No accident these, no throw of the random dice, but compiled with loving care.
- Body & Soul : Billie Holiday, from The Quintessential Billie Holiday Vol. 8
- Brickyard Blues : Helen Shapiro, from Rhythm on the Radio – Oval Records 1974-87
- California Bloodlines : Dave Alvin, from West of the West
- Don’t Take This the Wrong Way : Graham Fitkin Band, from Veneer
- Falling in Love Again : Billie Holiday, from The Quintessential Billie Holiday Vol. 8
- Flamingo : Earl Bostic, from Larkin’s Jazz
- Gypsies, Tramps & Thieves : Cher, from Cher’s Greatest Hits 1965-92
- Hemingway’s Whiskey : Kris Kristofferson, from This One’s For Him, A Tribute to Guy Clark
- I Got Rhythm : Django Reinhardt, from Djangology
- I’m Down in the Dumps : Bessie Smith, from Larkin’s Jazz
- I’ve Had It : Aimee Mann, from Whatever
- Is This America? : Charlie Haden, from Rambling Boy
- The House That Jack Built : Jack ‘N’ Chill, from Rhythm on the Radio – Oval Records 1974-87
- Jumpin’ at the Woodside : Count Basie & His Orchestra, from Larkin’s Jazz
- Leaving the Table : Leonard Cohen, from You Want it Darker
- Make Me a Pallet on Your Floor : Mississippi John Hurt, from Today
- Never Not You (Remember to Breathe) : Girlboy, from Late Bloomers
- New Orleans Hop Scop Blues : Bruce Turner & Wally Fawkes, from That’s the Blues, Dad
- Now’s the Time : John Lewis, from Improvised Meditations & Excursions
- Our Song : Joe Henry, from Civilians
- Private Life : Grace Jones, from Island Life
- Rosetta : Allen Toussaint, from American Tunes
- Round Midnight : Robert Wyatt, from For the Ghosts Within
- Runaway : Bonnie Raitt, from The Bonnie Raitt Collection
- Sister Mercy : John Stewart, from The Day the River Sang
- Someday You’ll Be Sorry : Louis Armstrong, from Louis Armstrong at The Crescendo 1955
- Stone for Bessie Smith : Dory Previn, from Mythical Kings & Iguanas
- Vamp : Graham Fitkin Band, from Vamp
- When Somebody Thinks You’re Wonderful : Fats Waller, from Larkin’s Jazz
- You Don’t Own Me : Dusty Springfield, from A Girl Called Dusty
Perhaps the most surprising, to me, single track is Helen Shapiro’s remarkably strong version of Allen Toussaint’s Brickyard Blues, originally written for Frankie Miller, and recorded by Shapiro for Charlie Gillett’s Oval records in 1984. I knew she had grown to be a far better singer than her very early Don’t Treat Me Like a Child pop days, touring and recording with the Humphrey Lyttelton Band, for instance, but this – this is, I think, superb.

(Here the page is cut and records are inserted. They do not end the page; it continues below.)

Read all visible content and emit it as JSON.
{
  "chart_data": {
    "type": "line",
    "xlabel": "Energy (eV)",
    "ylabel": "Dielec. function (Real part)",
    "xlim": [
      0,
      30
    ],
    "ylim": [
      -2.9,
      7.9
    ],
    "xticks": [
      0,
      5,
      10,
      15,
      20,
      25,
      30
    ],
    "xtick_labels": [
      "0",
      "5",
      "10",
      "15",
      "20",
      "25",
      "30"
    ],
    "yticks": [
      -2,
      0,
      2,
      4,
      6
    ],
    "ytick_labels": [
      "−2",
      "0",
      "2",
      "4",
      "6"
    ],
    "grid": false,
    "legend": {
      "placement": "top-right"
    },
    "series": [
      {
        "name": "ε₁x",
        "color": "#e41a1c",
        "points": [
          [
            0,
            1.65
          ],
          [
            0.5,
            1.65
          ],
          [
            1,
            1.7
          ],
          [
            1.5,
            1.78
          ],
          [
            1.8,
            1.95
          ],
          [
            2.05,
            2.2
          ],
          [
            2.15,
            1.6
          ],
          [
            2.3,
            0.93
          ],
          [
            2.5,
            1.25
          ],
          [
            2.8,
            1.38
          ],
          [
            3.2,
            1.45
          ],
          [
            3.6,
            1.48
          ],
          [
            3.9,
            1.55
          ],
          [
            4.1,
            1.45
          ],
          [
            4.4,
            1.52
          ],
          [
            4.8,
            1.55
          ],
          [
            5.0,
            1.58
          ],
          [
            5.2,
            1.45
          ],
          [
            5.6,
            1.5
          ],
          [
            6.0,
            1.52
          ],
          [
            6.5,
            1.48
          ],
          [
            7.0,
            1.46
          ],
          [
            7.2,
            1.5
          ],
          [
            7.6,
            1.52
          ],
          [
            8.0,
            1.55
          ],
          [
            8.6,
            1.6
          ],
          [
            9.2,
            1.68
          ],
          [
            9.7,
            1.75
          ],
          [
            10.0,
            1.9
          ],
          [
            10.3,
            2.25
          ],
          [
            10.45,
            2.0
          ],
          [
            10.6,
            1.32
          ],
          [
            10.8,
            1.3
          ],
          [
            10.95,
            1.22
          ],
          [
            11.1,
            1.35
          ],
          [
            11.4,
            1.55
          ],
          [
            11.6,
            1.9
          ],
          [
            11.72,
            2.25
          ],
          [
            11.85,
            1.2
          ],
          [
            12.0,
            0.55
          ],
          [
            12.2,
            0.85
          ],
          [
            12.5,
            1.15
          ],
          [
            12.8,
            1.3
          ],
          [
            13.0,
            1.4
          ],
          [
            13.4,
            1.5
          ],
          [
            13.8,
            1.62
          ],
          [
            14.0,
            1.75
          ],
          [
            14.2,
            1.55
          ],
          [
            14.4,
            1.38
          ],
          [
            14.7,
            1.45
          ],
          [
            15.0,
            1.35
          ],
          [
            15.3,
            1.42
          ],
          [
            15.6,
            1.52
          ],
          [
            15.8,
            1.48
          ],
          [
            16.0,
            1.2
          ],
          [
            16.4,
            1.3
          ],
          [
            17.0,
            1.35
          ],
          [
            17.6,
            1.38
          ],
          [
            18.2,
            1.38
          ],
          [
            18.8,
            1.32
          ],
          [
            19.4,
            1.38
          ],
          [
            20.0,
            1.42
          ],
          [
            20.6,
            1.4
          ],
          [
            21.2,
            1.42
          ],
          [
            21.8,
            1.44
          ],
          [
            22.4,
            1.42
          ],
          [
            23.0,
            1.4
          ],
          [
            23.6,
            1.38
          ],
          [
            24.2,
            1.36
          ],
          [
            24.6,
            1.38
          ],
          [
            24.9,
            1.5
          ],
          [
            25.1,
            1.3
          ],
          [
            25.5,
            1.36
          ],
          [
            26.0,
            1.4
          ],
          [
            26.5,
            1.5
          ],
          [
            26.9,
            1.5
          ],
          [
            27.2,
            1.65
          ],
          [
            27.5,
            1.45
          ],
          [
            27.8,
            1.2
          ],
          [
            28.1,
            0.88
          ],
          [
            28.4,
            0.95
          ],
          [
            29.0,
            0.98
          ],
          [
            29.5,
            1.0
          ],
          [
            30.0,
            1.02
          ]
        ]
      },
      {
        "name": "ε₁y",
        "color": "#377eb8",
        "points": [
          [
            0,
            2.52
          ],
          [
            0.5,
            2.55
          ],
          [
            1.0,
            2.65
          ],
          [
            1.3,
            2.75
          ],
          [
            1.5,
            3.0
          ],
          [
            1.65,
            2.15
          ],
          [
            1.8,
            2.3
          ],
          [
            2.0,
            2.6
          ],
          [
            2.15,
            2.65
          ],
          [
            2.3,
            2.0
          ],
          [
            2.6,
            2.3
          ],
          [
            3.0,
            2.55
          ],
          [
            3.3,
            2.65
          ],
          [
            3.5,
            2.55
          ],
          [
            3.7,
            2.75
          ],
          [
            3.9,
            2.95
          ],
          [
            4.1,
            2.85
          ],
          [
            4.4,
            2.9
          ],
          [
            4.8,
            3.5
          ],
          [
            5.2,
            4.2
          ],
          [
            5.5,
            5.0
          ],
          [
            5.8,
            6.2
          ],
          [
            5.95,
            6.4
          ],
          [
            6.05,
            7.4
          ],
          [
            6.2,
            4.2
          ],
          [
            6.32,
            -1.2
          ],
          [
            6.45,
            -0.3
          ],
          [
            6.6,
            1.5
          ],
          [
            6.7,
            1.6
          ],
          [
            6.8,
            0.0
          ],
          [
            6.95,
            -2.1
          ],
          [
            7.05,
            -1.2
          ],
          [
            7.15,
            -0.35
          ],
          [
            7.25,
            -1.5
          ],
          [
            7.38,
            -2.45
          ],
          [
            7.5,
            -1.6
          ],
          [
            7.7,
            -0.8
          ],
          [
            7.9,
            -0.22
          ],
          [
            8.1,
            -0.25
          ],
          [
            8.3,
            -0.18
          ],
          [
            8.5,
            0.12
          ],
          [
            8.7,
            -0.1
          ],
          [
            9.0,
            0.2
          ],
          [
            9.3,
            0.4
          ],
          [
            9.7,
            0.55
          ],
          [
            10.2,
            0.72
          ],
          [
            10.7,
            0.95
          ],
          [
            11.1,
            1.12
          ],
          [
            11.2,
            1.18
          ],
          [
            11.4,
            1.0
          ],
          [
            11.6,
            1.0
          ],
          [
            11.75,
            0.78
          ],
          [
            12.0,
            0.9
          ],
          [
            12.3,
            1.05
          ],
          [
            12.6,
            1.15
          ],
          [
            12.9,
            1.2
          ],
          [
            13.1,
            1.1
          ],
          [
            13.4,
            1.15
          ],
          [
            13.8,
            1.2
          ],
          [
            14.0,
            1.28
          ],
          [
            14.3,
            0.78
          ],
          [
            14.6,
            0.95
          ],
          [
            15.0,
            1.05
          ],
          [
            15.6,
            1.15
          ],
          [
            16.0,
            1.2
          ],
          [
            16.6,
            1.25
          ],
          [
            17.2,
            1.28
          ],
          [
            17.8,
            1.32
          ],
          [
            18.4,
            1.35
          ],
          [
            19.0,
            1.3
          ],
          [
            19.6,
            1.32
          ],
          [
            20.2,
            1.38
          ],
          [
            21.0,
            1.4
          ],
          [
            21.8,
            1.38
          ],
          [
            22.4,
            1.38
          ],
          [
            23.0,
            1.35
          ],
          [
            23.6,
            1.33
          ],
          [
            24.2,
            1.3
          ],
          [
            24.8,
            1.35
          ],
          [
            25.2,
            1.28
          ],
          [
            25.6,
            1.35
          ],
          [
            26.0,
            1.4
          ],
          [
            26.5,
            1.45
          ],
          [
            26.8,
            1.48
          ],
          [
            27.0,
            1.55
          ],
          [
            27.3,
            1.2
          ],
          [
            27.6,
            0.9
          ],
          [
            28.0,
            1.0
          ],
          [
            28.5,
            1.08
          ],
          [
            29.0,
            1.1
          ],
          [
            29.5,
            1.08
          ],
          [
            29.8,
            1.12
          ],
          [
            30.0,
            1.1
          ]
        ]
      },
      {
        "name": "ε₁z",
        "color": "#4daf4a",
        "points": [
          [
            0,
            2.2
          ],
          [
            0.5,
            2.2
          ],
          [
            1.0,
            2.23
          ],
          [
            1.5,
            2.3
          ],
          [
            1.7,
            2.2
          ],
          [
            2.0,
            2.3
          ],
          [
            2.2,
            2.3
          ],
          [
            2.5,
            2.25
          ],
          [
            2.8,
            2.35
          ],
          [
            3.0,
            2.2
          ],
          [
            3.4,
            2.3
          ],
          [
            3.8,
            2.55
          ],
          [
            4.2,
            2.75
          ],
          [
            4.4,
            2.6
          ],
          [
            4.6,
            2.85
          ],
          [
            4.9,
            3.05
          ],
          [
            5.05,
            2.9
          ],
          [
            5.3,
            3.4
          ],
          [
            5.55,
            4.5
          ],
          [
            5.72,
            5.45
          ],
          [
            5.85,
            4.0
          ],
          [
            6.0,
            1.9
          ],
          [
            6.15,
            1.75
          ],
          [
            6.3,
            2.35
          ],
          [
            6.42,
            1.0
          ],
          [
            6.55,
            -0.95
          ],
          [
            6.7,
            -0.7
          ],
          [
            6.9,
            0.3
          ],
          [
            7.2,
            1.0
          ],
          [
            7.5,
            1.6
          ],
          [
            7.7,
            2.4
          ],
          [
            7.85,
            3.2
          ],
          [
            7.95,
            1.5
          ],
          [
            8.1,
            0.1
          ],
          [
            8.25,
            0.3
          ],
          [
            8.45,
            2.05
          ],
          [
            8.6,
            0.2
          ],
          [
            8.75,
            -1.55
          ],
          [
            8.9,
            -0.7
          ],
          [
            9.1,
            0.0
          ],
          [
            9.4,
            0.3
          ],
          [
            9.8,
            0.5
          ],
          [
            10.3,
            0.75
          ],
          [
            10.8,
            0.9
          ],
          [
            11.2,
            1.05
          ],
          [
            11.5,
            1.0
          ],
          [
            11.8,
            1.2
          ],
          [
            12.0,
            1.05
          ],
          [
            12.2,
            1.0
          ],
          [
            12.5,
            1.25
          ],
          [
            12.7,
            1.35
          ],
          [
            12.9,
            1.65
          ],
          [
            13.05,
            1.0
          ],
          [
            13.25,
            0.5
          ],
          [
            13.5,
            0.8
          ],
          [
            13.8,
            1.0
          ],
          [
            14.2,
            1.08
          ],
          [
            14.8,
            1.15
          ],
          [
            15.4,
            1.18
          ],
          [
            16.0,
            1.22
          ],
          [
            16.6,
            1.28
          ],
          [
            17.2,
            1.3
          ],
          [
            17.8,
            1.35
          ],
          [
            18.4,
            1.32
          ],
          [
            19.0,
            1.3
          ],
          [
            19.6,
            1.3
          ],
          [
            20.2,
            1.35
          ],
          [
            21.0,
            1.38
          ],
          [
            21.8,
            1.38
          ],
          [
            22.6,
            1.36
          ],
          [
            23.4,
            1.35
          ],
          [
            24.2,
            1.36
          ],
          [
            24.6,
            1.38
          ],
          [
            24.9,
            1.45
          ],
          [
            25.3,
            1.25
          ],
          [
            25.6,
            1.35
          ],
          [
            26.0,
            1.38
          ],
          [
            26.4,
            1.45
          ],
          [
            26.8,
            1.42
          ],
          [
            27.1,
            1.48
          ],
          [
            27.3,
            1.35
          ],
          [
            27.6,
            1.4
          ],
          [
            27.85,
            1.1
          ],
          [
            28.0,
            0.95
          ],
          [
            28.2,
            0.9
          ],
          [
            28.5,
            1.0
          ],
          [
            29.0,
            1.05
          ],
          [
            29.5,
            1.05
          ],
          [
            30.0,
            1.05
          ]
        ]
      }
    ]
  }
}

What else is worth commenting on? The way in which both the Leonard Cohen and John Stewart tracks seem so knowingly valedictory, Cohen aware, I think, that he was dying; Stewart conscious, perhaps – just listen to the opening lyrics – of the onset of Alzheimer’s Disease.
And the fact that most of the jazz tracks included here come from a 4 CD compilation commissioned by The Philip Larkin Society, based upon Larkin’s years of jazz record reviewing – how could someone who often came across in his other writing as being uptight, mysogynistic, mean-spirited and cheerless, have enjoyed such joyous music?